Sometimes buying software can be like buying a car. All of the car marketing that you used to ignore is now suddenly interesting now that you are car shopping. At one time you had no idea what dynamic traction control is and the next thing you know, you MUST have it. Remember the first time you bought a camera or a cell phone? You lived your entire life not needing to know a darn thing about GSM or 3G or resolution or HD and suddenly, you’re an expert (or at least you are working hard at being one).
Much like other purchases, when customers go to buy software, typically it’s an infrequent event and there’s a period where customers are figuring out what they need to worry about and what they don’t. Vendors selling something new and innovative have to move potential customers through the process of first understanding what they need to know in order to make a purchase decision before they can then convince them that their product or service is the best of many alternatives.
Smaller companies I work with are often reluctant to try to influence customer buying criteria.
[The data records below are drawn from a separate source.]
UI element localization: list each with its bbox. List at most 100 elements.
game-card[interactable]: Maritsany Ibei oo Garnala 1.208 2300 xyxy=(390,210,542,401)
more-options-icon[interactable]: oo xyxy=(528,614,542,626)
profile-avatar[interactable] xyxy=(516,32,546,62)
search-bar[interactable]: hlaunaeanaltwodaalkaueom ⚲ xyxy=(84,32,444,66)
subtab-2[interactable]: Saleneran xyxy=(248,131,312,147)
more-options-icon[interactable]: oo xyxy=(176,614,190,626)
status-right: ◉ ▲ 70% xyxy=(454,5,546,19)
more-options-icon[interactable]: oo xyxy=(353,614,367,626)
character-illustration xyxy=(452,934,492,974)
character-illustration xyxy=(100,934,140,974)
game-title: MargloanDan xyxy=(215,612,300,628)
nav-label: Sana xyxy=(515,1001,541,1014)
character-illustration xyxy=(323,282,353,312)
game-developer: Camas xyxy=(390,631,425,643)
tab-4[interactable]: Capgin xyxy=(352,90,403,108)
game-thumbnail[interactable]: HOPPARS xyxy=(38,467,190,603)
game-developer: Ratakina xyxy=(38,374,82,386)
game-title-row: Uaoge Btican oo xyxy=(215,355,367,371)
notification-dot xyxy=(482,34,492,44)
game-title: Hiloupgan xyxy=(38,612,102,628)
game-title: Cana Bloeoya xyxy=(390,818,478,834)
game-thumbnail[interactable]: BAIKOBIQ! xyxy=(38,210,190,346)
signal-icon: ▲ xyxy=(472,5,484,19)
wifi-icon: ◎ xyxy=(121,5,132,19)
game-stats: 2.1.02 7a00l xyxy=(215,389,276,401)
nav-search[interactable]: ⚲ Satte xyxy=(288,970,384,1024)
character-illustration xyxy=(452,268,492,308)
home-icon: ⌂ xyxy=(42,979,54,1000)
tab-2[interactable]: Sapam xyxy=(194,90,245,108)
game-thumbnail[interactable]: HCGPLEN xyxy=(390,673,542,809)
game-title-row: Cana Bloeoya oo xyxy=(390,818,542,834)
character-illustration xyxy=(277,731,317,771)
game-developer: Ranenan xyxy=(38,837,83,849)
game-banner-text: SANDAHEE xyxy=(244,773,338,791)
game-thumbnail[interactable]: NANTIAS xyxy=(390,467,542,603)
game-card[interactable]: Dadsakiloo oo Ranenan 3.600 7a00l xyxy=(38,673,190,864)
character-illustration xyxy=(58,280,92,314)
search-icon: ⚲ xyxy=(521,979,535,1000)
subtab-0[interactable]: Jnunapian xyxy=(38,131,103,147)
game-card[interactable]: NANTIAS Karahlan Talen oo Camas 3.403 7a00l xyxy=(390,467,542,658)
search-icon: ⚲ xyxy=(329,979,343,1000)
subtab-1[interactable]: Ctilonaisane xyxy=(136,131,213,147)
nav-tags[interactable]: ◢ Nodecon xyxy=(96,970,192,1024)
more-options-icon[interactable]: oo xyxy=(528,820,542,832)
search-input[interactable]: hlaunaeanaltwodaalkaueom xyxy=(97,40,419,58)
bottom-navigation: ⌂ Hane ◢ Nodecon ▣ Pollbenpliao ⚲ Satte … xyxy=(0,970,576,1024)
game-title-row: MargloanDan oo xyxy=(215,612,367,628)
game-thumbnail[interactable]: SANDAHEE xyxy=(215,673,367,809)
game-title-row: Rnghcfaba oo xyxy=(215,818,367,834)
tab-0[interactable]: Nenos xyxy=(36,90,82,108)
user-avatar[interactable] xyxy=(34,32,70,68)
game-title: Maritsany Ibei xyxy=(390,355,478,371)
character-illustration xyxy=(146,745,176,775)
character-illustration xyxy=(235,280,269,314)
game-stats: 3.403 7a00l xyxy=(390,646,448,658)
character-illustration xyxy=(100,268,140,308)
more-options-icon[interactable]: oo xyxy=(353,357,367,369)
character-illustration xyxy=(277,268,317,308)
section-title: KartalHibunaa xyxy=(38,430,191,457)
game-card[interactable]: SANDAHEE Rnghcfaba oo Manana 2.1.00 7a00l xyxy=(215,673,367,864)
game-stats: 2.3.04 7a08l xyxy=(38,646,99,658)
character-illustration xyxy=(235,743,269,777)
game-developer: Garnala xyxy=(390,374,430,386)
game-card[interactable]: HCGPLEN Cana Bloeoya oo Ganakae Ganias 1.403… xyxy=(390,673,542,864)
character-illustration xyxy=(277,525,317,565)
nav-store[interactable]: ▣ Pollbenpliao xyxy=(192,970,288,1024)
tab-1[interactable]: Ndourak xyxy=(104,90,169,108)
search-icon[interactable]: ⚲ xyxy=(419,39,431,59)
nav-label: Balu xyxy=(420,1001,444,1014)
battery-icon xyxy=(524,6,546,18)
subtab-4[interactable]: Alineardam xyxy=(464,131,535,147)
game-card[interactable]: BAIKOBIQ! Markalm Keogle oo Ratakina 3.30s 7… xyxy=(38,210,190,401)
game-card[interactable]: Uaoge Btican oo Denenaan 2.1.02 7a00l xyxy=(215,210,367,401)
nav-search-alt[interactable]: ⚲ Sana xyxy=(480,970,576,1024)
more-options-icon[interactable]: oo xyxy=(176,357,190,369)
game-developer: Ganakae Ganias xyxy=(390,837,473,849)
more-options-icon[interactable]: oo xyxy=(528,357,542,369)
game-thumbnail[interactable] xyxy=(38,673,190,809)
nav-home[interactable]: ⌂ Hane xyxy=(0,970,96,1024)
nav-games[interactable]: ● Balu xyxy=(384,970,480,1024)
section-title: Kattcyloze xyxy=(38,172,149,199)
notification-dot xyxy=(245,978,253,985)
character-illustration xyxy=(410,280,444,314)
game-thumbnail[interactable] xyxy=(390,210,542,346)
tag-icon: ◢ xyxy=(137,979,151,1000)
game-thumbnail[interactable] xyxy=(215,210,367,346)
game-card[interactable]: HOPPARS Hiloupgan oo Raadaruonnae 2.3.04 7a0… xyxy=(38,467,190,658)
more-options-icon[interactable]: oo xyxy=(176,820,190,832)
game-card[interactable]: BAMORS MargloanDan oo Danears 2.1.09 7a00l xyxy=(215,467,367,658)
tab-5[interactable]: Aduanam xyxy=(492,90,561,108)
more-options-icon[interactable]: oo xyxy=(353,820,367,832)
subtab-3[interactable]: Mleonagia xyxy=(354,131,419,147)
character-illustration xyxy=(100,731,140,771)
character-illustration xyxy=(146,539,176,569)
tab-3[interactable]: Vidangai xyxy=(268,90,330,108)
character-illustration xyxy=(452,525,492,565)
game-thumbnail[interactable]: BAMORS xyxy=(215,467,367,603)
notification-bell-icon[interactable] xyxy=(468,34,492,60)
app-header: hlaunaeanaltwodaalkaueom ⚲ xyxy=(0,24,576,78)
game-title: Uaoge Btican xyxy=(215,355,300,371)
The customer knows what they want and doesn’t want to be “sold.” I don’t believe that’s the right way to look at it. One of the main things prospects do is try to figure out a set of criteria they should consider. There’s no question in my mind that customers understand their pain and problems much better than you do. However, they aren’t always the experts in the different ways that those problems might be solved. Of course you have a bias – you would like those prospects to rank the things you do higher than the things you don’t do so well – customers, I believe understand that. However, you are also an expert in your market space. You know much more than the average customer does about the landscape of solutions to solve problems and I think customers would like you to share that knowledge.
Some companies spend money on getting “neutral” third parties to do competitive comparisons and I think those have a lot of merit particularly where the goal is to try to quantify a concrete difference between products such as a different in performance. At the same time, I think a buyer’s guide written by a vendor is also valuable to prospects, particularly where the vendor has tried to be as neutral as possible and freely admits that they are not the right solution for every problem.
Materials you can create to help customers buy:
1/ A buyers guide – If you can keep this as neutral as possible and create it in a way that customers can tailor it for their own needs, I believe this can be really valuable. What are the key things a customer should consider? What things should they give a high or low priority to and why?
2/ Checklists – I’m working with a company now where the customers are completely crazy for checklists. Every customer comes into the sales process with a 10 page checklist of features that changes after every vendor meeting they have. Creating a starter checklist, particularly where they can add their own requirements to the ones you have suggested helps prospects get started as much as it helps ensure that they are thinking about your key features when they evaluate products.
3/ Feature Comparisons – different vendors have different approaches to solving a particular problem and those approaches have pluses and minuses. An article/whitepaper/blog post that describes how customers might make a decision between competing approaches can help customers pre-qualify themselves as a good fit for your solution. I know this scares some vendors, but getting customers that aren’t a good fit for your product out of the pipeline quickly so that you can focus on the ones that are a good fit is a really good thing.